— Давай, бежим отсюда, Джейн, любимая моя — шептал я, ей тихо, целуя ее в полненькие избитые руками этих палачей девичьи губки.
Личико Джейн было в ссадинах и синяках. Она стонала от боли и мучений, приходя в себя от долгой сидячки на этой пыточной привязи.
— Руки совсем затекли — простонала моя любимая.
Я их, тоже исцеловал своими губами. А, она, приложила их к моему лицу. И смотрела в мои синие страдальческие и жалостливые как у преданной собаки глаза. Смотрела с безумной преданной любовью.
Жертвенной любовью несчастной измученной ради этой любви женщины.
— Сволочи! — прошипел я взбешенный, глядя на истерзанную всю мою Джейн — Что они с тобой сделали!
— Миленький мой — она шептала мне радостно по-русски — Хороший мой — радовалась Джейн моему появлению.
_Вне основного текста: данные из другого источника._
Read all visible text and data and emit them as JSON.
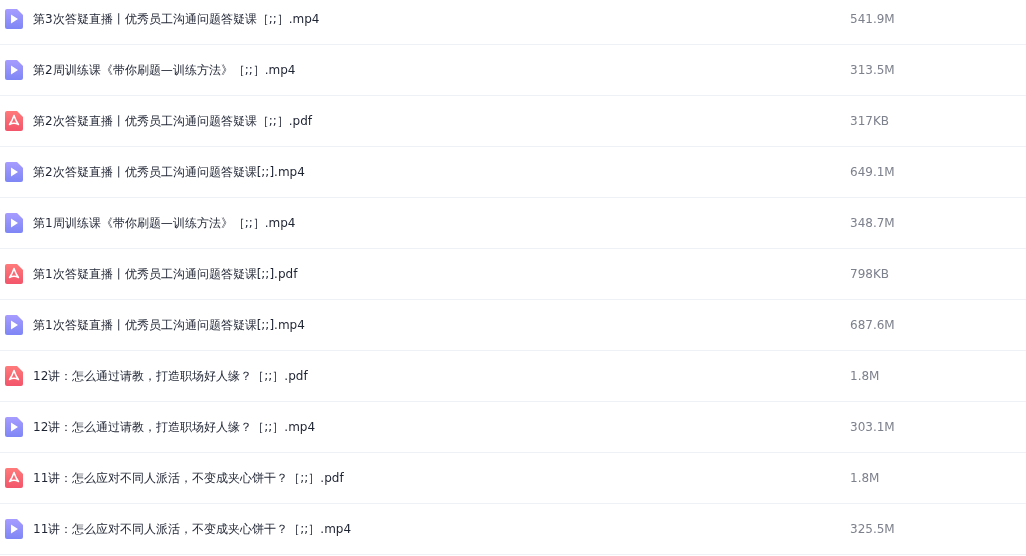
{
  "files": [
    {
      "kind": "video",
      "name": "第3次答疑直播丨优秀员工沟通问题答疑课［;;］.mp4",
      "size": "541.9M"
    },
    {
      "kind": "video",
      "name": "第2周训练课《带你刷题—训练方法》［;;］.mp4",
      "size": "313.5M"
    },
    {
      "kind": "pdf",
      "name": "第2次答疑直播丨优秀员工沟通问题答疑课［;;］.pdf",
      "size": "317KB"
    },
    {
      "kind": "video",
      "name": "第2次答疑直播丨优秀员工沟通问题答疑课[;;].mp4",
      "size": "649.1M"
    },
    {
      "kind": "video",
      "name": "第1周训练课《带你刷题—训练方法》［;;］.mp4",
      "size": "348.7M"
    },
    {
      "kind": "pdf",
      "name": "第1次答疑直播丨优秀员工沟通问题答疑课[;;].pdf",
      "size": "798KB"
    },
    {
      "kind": "video",
      "name": "第1次答疑直播丨优秀员工沟通问题答疑课[;;].mp4",
      "size": "687.6M"
    },
    {
      "kind": "pdf",
      "name": "12讲：怎么通过请教，打造职场好人缘？［;;］.pdf",
      "size": "1.8M"
    },
    {
      "kind": "video",
      "name": "12讲：怎么通过请教，打造职场好人缘？［;;］.mp4",
      "size": "303.1M"
    },
    {
      "kind": "pdf",
      "name": "11讲：怎么应对不同人派活，不变成夹心饼干？［;;］.pdf",
      "size": "1.8M"
    },
    {
      "kind": "video",
      "name": "11讲：怎么应对不同人派活，不变成夹心饼干？［;;］.mp4",
      "size": "325.5M"
    }
  ]
}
— Любимая моя! — шептал я ласково, сдерживая дрожащий от гнева и сострадания голосом — Любимая, девочка моя! Моя ты куколка!
Я, буквально, выдернул ее из того пыточного деревянного стула. Который был, наверное, специально здесь для этого и сделан — Я забрал твой золотой медальон. Помнишь его? — я произнес Джейн. И показал намотанную золотую цепочку на левую руку. И красивый старинный найденный ею на рифе медальон.
— Ты отобрал его у этой Рэйчел — произнесла еле слышно моя измученная побоями Джейн.